# The phase transition in random simplicial complexes

# The phase transition in random simplicial complexes

The $G(n,p)$ model of random graphs undergoes a dramatic change around $p=1/n$. It is here that the random graph is, almost surely, no longer a forest, and here it first acquires a giant connected component. Several years ago, Linial and Meshulam have introduced the $Y_d(n,p)$ model, a probability space of $n$-vertex $d$-dimensional simplicial complexes, where $Y_1(n,p)$ coincides with $G(n,p)$. Within this model we prove a natural $d$-dimensional analog of these graph theoretic phenomena.
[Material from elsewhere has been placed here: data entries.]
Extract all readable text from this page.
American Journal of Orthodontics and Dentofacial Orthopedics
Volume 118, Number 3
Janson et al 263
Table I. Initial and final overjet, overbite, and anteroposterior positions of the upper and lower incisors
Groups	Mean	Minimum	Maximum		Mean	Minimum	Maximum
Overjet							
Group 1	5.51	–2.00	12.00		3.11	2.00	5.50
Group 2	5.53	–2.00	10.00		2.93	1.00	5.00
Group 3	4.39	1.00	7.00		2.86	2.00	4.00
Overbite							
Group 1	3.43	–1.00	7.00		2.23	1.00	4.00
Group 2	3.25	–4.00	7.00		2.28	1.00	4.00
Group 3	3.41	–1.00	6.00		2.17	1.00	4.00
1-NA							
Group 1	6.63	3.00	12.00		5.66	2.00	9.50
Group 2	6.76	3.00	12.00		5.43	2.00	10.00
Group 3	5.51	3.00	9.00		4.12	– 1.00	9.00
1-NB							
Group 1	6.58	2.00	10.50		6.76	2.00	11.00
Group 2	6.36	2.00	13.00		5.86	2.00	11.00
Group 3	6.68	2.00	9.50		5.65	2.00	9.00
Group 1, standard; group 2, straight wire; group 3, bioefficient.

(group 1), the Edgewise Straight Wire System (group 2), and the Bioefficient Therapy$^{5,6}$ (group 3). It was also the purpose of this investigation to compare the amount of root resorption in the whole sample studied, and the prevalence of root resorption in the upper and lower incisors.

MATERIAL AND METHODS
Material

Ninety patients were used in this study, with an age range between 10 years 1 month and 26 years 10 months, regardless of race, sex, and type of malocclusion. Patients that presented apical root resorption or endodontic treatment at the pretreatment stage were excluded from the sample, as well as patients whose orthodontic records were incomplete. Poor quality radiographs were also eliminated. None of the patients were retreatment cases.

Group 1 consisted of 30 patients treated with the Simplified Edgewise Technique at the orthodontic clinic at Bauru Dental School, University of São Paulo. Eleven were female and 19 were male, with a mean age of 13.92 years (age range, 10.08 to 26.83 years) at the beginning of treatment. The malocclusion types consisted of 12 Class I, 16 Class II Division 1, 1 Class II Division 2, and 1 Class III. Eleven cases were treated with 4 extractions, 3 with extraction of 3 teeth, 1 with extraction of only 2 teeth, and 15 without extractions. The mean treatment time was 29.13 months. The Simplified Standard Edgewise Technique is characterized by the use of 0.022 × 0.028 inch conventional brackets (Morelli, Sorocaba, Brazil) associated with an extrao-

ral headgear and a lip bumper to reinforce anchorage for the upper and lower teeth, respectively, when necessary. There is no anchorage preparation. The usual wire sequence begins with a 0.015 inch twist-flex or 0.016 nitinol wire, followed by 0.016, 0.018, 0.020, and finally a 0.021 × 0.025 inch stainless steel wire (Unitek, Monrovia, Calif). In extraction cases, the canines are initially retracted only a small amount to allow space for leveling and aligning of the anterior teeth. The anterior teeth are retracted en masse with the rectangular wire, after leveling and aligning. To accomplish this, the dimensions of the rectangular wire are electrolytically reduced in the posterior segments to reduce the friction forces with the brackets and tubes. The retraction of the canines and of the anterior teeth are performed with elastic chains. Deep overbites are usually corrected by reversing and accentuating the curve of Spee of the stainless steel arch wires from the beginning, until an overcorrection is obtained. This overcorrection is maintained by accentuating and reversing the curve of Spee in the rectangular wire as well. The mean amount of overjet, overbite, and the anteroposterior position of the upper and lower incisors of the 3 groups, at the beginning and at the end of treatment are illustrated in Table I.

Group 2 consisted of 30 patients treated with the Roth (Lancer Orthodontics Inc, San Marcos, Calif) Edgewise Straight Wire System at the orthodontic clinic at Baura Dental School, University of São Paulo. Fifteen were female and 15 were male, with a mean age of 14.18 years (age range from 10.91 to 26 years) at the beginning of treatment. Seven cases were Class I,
Specifically, we determine the exact threshold for the nonvanishing of the real $d$-th homology of complexes from $Y_d(n,p)$, and show that it is strictly greater than the threshold of $d$-collapsibility. In addition, we compute the real Betti numbers, i.e. the dimension of the homology groups, of $Y_d(n,p)$ for $p=c/n$. Finally, we establish the emergence of giant shadow at this threshold. (For $d=1$ a giant shadow and a giant component are equivalent). Unlike the case for graphs, for $d > 1$ the emergence of the giant shadow is a first order phase transition. Joint work with Nati Linial.